Why Use Photography In Advertising and how stock images is serious work !
The Major Purpose of Advertising is to arouse the consumers desire to own any given product. Advertising photography is used to stimulate these desires to an act and purchase. The advertising photographer must illustrate, explain, excite, and help create this desire for any given advertised product. The consumer and/or reader will be exposed to these images in a varied media formats: magazines, newspapers, television, billboards and now even the Internet.
Today’s advertising photographer must go beyond being just a camera technician. There is not a single professional photographer in this field who has not spent long hours and hard work in perfecting his or her technique, both in handling the camera and in the quality of the finished product, the photograph.
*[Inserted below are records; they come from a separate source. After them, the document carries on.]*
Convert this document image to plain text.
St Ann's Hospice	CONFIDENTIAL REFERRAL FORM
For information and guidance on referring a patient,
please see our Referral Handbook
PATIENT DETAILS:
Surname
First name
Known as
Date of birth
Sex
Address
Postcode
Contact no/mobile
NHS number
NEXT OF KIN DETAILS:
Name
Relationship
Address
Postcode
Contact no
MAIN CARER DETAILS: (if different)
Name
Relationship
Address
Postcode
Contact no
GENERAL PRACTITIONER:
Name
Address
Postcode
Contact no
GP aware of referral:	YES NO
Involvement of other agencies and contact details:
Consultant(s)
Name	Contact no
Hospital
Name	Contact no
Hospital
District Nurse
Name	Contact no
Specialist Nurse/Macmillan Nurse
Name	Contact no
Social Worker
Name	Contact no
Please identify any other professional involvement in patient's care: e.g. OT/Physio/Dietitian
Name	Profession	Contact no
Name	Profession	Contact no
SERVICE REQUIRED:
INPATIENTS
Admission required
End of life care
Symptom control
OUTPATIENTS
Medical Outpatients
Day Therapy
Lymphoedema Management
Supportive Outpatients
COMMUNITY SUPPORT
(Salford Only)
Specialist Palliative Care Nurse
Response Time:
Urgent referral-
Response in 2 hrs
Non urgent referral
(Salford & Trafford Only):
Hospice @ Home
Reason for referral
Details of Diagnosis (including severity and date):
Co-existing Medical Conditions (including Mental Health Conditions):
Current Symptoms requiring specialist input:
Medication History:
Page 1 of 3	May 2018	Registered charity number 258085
To command the respect of his clients, and to have his or her work consistently in demand, the advertising photographer must have, in addition to this technical ability, creative vision, imagination, and an ability to capture unique descriptive images on film.
It’s A Team Effort
An advertising photographer rarely works alone, for their talents must synchronize with those of the other part of the team, the art director. Together they must communicate ideas and work together on the final ‘look’ or ‘feeling’ of the illustration. The art director, however, works on other aspects of the advertisement such as the copy, the over-all layout, typography, and the space and media in which the final ad will be placed and seen. The photographer, therefore, must work in harmony with the total plans of the art director, who is responsible for the complete visual appearance of the advertisement.
Every serious photographer who is thinking of entering the advertising field should understand what is involved. The advertising agency, in handling an account, has invested time and money before any project is assigned to the photographer. There have been copy meetings, media conferences, idea discussions, which result in the accepted layout given to the photographer.
Working From Layouts
As a cartoonist makes rough sketches, the art director makes rough visuals or layouts. The art director gets their creative cues from the copy department, account executive or even the advertising client. These cues tell the art director what the ad headline or slogan will be and what the final ‘look’ or ‘feeling’ should be. It is the art director’s job to present the idea visually, usually through rough sketches, to the other members of advertising team. These rough drawings, the layouts, are sent along, sometimes with alternate ideas, to the assigned photographer. The sketches are meant to guide the photographer in the photographic interpretation of the basic idea.
Crude and rough as these visuals often are, the experienced and discerning photographer respects them, works from them, and transforms them into pictures with eye-catching impact. Not all art directors use visual layouts some will direct the photographer without the help of any sketches. Each has his or her own favorite method of working, but every art director works toward one common end: the creation of an ad that will have sales appeal. Every art director assigns a participle photographer to a participle assignment because they feel that the selected photographer will contribute their own unique talent in creating a photographic image. They also assume that the photographer will respect the confidential information with regards to the assignment. To show, repeat, or quote any part of an advertising campaign is an unforgivable breach of professional ethics.